Défendre la République
Après avoir rappelé l’augmentation des actes antisémites à la suite du 7 octobre 2023, Anne-Marie d’Estienne d’Orves, maire des 9e et 10e arrondissements de Marseille citera Robert Badinter : « Au soir de ma vie, je retrouve, hurlés par des fanatiques, les mêmes mots que je voyais, enfant, inscrits à la craie sur les murs de mon lycée parisien, avant la guerre. » Pour la maire de secteur, le combat contre l’antisémitisme doit être une priorité « car celui-ci n’est pas le problème seulement des juifs, n’est pas l’affaire de quelques-uns mais bien notre combat à tous parce que c’est un combat pour défendre la République».
Mises en garde
Politiques et famille ont multiplié les mises en garde lors de leurs interventions. « Prêtre, enseignants, journalistes, militaires musulmans, des dizaines jeunes dans un concert et bien sûr des juifs, tous assassinés… Mais dans quel pays vivons-nous ? Est-ce bien la France ?» s’interroge Daniel Knoll lors de l’hommage à sa mère.
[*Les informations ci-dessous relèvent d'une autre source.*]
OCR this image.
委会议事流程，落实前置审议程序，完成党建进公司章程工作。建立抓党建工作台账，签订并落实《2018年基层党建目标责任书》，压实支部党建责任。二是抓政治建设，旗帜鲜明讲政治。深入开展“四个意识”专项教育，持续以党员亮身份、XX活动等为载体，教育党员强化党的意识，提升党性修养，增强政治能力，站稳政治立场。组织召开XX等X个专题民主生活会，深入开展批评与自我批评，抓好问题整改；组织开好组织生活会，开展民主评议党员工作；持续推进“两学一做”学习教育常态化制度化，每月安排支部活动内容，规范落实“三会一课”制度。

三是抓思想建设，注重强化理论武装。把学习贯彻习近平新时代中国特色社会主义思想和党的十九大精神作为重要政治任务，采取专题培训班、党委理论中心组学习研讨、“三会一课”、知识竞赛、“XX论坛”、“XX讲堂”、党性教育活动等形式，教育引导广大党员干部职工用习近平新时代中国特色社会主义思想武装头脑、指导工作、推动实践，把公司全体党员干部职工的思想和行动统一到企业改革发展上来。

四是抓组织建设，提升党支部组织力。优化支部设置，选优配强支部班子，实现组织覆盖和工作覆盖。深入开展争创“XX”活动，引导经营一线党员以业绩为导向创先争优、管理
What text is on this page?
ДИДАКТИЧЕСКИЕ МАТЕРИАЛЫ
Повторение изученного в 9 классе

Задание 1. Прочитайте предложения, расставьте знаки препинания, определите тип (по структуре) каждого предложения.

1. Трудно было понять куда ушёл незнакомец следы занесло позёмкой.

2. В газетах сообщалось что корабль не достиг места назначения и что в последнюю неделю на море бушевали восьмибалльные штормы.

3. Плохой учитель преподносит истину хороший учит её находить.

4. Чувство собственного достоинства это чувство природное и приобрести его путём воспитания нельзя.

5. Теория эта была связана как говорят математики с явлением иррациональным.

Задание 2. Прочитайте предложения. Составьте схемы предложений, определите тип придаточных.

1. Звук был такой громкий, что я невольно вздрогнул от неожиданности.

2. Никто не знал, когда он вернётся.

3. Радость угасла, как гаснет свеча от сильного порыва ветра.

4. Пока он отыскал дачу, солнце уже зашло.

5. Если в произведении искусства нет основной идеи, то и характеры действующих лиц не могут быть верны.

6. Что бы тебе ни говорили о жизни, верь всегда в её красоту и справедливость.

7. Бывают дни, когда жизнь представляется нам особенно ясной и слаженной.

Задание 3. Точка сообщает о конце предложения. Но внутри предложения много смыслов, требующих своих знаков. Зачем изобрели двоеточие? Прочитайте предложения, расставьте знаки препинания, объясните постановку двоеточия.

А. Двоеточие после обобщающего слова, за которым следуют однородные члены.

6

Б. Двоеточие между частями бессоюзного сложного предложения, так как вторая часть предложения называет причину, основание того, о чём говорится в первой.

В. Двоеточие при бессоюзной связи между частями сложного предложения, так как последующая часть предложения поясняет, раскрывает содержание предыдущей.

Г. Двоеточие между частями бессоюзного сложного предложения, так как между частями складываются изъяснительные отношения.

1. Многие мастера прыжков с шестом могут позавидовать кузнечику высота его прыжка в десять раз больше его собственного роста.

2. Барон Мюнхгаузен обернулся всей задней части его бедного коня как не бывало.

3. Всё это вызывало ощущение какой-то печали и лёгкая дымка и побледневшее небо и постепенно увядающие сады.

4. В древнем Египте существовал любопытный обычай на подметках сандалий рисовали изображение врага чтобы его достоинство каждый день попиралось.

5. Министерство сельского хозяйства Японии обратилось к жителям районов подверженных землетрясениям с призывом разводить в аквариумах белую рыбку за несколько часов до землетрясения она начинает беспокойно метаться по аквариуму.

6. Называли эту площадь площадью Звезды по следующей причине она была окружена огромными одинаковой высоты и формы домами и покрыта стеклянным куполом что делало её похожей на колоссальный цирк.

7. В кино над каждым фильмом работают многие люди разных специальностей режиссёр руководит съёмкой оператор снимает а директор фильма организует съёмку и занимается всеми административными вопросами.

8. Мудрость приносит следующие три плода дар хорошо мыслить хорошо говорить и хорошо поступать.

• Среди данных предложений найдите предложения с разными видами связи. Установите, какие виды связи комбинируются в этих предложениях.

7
Le député (Renaissance) des Bouches-du-Rhône Lionel Royer-Perreaut dénonce ce terreau de haine qui gangrène nos institutions : « Voir que nous ayons au Parlement des partis politiques qui assument publiquement cette haine du juif c’est sortir du champ des valeurs républicaines ». « Nous sommes aimants, nous sommes tolérants, mais la tolérance ne peut être la faiblesse. Si nous n’agissons pas avec vigueur nous ne verrons peut-être pas l’avenir », ajoute Allan Knoll.
« Que son nom rayonne »
L’association Mireille Knoll espère pouvoir donner le nom de l’octogénaire dans plusieurs villes et établissements scolaires en France. « C’est important que son nom résonne dans la deuxième ville de France et que son nom rayonne pour faire vivre sa mémoire et lutter contre toutes les haines également », mentionne Mickaël Szeman, membre de l’association Mireille Knoll. « On espère qu’avec l’aide la mairie de Marseille cette cérémonie créera des vocations et qu’on puisse avoir d’autres lieux dans la ville ».
Allan Knoll conclut la cérémonie avec un hommage. « Ma mère ne faisait aucune distinction entre les gens et les recevait avec plaisir. Qu’elle ait son nom dans une allée passante ça lui fait certainement très plaisir ».